Tamirci, Seyyar’ın kardeşi olduğu için Necla’yı sıcak karşıladı. Yani yüzüne baktı. Hatta belli belirsiz gülümsedi. Lafı uzatmadan, saç kurutma makinesi ile tahta kapıdan içeri girip gözden kayboldu.

Beş dakika sonra makineyi çalışır durumda geri getirdi. Necla borcunu sorunca, “bir şey istemez” dedi. Necla nazlanarak, sabahtan kremleyip parlattığı omuz başını açıp kırmızı dudaklarını büzerek “olmaz ama öyle” diye ısrar edince, ne diyeceğini bilemedi.

Sonunda Necla kendisi ile konuşmayı bırakıp kapıya yaslanmış, uzaklara bakan Tamirci’nin yanağına ıslak bir öpücük kondurdu. “O zaman ben de böyle öderim” diye kıkırdayıp cilveli adımlarla uzaklaştı.

Tamirci neye uğradığını şaşırmıştı. Soluk alışverişi hızlandı. Eli yanağına gitti. İçi gıdıklanıyor, alnı boncuk boncuk terliyor, kalp atışları düzensizleşiyordu. Tahta kapıyı açtı. Ellerinin titremesi geçene kadar karanlıkta kaldı.

***

Necla iki gün sonra, bu kez bir tencere ve kopmuş tutacağı ile çıkageldi. Tamirci onu görür görmez kıpkırmızı olmuştu. Necla bunu memnuniyetle fark etti. Bu iş tahmin ettiğinden çok daha kolay olacaktı.

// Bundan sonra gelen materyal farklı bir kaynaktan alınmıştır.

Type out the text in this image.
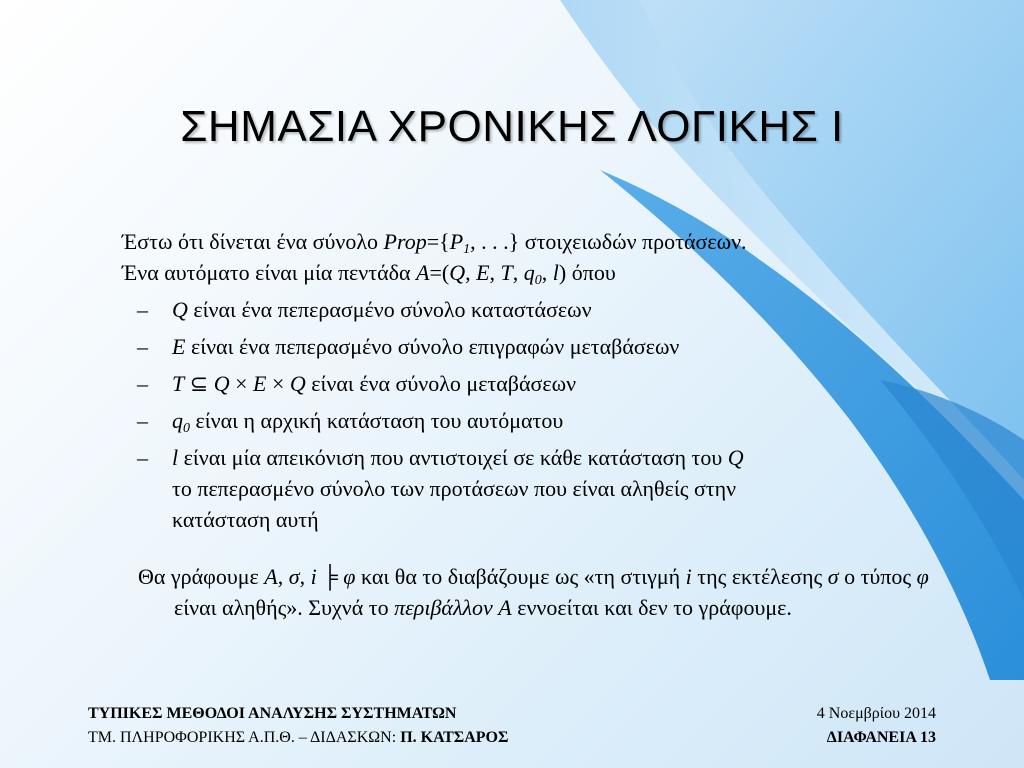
ΣΗΜΑΣΙΑ ΧΡΟΝΙΚΗΣ ΛΟΓΙΚΗΣ Ι

Έστω ότι δίνεται ένα σύνολο $Prop=\{P_1$, . . .} στοιχειωδών προτάσεων.

Ένα αυτόματο είναι μία πεντάδα A=(Q, E, T, $q_0$, l) όπου

– Q είναι ένα πεπερασμένο σύνολο καταστάσεων
– E είναι ένα πεπερασμένο σύνολο επιγραφών μεταβάσεων
– T ⊆ Q × E × Q είναι ένα σύνολο μεταβάσεων
– $q_0$ είναι η αρχική κατάσταση του αυτόματου
– l είναι μία απεικόνιση που αντιστοιχεί σε κάθε κατάσταση του Q
το πεπερασμένο σύνολο των προτάσεων που είναι αληθείς στην
κατάσταση αυτή

Θα γράφουμε A, σ, i ╞ φ και θα το διαβάζουμε ως «τη στιγμή i της εκτέλεσης σ ο τύπος φ είναι αληθής». Συχνά το περιβάλλον A εννοείται και δεν το γράφουμε.

ΤΥΠΙΚΕΣ ΜΕΘΟΔΟΙ ΑΝΑΛΥΣΗΣ ΣΥΣΤΗΜΑΤΩΝ
ΤΜ. ΠΛΗΡΟΦΟΡΙΚΗΣ Α.Π.Θ. – ΔΙΔΑΣΚΩΝ: Π. ΚΑΤΣΑΡΟΣ
4 Νοεμβρίου 2014
ΔΙΑΦΑΝΕΙΑ 13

Saçlarını savurup, bakışlarını Tamircinin gözlerinin içine sokarak, tencereyi ve tutacağı uzattı. Tamirci gözlerini kaçırarak parçaları aldı, hızla içeri geçti.

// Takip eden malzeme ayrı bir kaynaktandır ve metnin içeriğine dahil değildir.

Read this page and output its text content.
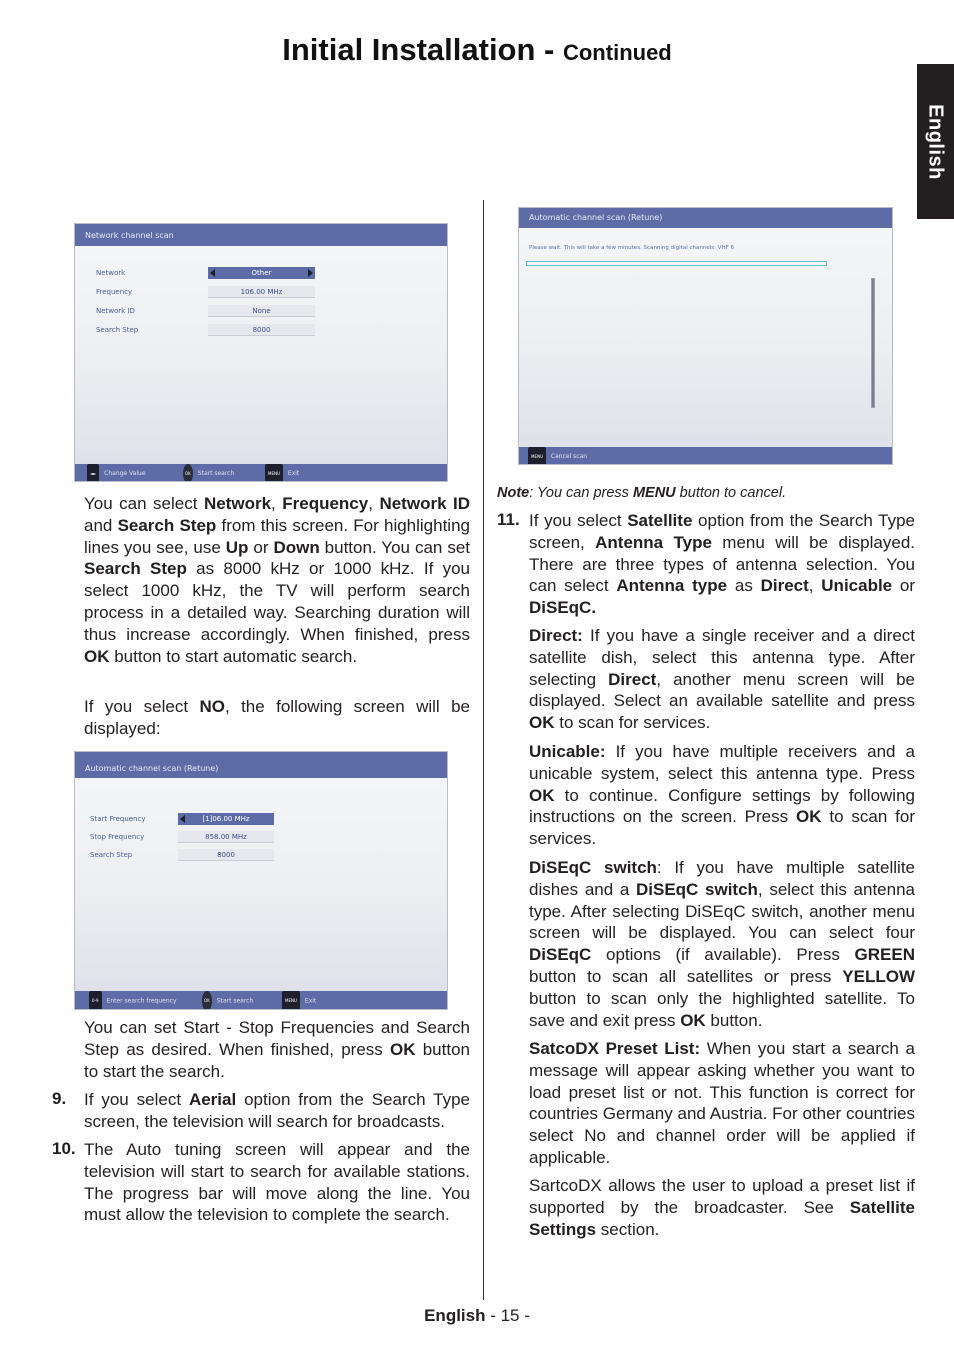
Initial Installation - Continued
English
Network channel scan
Network	Other
Frequency	106.00 MHz
Network ID	None
Search Step	8000
◄► Change Value	OK Start search	MENU Exit
Automatic channel scan (Retune)
Start Frequency	[1]06.00 MHz
Stop Frequency	858.00 MHz
Search Step	8000
0-9 Enter search frequency	OK Start search	MENU Exit
Automatic channel scan (Retune)
Please wait. This will take a few minutes. Scanning digital channels: VHF 6
MENU Cancel scan
You can select Network, Frequency, Network ID and Search Step from this screen. For highlighting lines you see, use Up or Down button. You can set Search Step as 8000 kHz or 1000 kHz. If you select 1000 kHz, the TV will perform search process in a detailed way. Searching duration will thus increase accordingly. When finished, press OK button to start automatic search.
If you select NO, the following screen will be displayed:
You can set Start - Stop Frequencies and Search Step as desired. When finished, press OK button to start the search.
9. If you select Aerial option from the Search Type screen, the television will search for broadcasts.
10. The Auto tuning screen will appear and the television will start to search for available stations. The progress bar will move along the line. You must allow the television to complete the search.
Note: You can press MENU button to cancel.
11. If you select Satellite option from the Search Type screen, Antenna Type menu will be displayed. There are three types of antenna selection. You can select Antenna type as Direct, Unicable or DiSEqC.
Direct: If you have a single receiver and a direct satellite dish, select this antenna type. After selecting Direct, another menu screen will be displayed. Select an available satellite and press OK to scan for services.
Unicable: If you have multiple receivers and a unicable system, select this antenna type. Press OK to continue. Configure settings by following instructions on the screen. Press OK to scan for services.
DiSEqC switch: If you have multiple satellite dishes and a DiSEqC switch, select this antenna type. After selecting DiSEqC switch, another menu screen will be displayed. You can select four DiSEqC options (if available). Press GREEN button to scan all satellites or press YELLOW button to scan only the highlighted satellite. To save and exit press OK button.
SatcoDX Preset List: When you start a search a message will appear asking whether you want to load preset list or not. This function is correct for countries Germany and Austria. For other countries select No and channel order will be applied if applicable.
SartcoDX allows the user to upload a preset list if supported by the broadcaster. See Satellite Settings section.
English - 15 -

Elleri zangır zangır titriyordu. Basit bir tamirattı ama her zamankinden uzun sürdü. Önüne bakarak dışarı çıktı. Başını kaldırmadan, yeniden tek parça haline getirdiği tencereyi uzattı. Yanağına kelebek gibi bir öpücük kondu. Bu kez gülümsemesine engel olamadı.

O gün ustası Tamirci’nin ilk kez şarkı mırıldandığını işitti.

***

Artık paydos saatinden yarım saat önce işi bırakıp kapıya çıkıyor, tek tip üniformaların içinde okulun kapısından oluk oluk akan öğrenci gruplarının içinde Necla’sını arıyordu.

Necla tam karşısından geçerken gerdan kırarak, saçını savurarak, göz kırparak ya da -en fenası- dudaklarını büzüp öpücük gönderek Tamirci’yi selamlıyor, delikanlının yıllar içinde kaya gibi sertleşmiş kas ve duygularını lime lime ediyordu.

Yanındaki kızlar dünya yıkılsa oralı olmayan Tamirci’nin Necla karşısında nasıl değiştiğini şaşkınlıkla ve imrenerek gözlemliyorlardı. Kısa sürede Necla ile arkadaşlık etmek isteyenlerin sayısı artmıştı. Ders aralarında Tamirci ile aralarında ne olduğunu soranlar aldıkları gizemli yanıtlardan etkileniyor, daha fazlasına tanık olabilmek için okul çıkışlarında da Necla’nın yanında olmayı tercih ediyorlardı.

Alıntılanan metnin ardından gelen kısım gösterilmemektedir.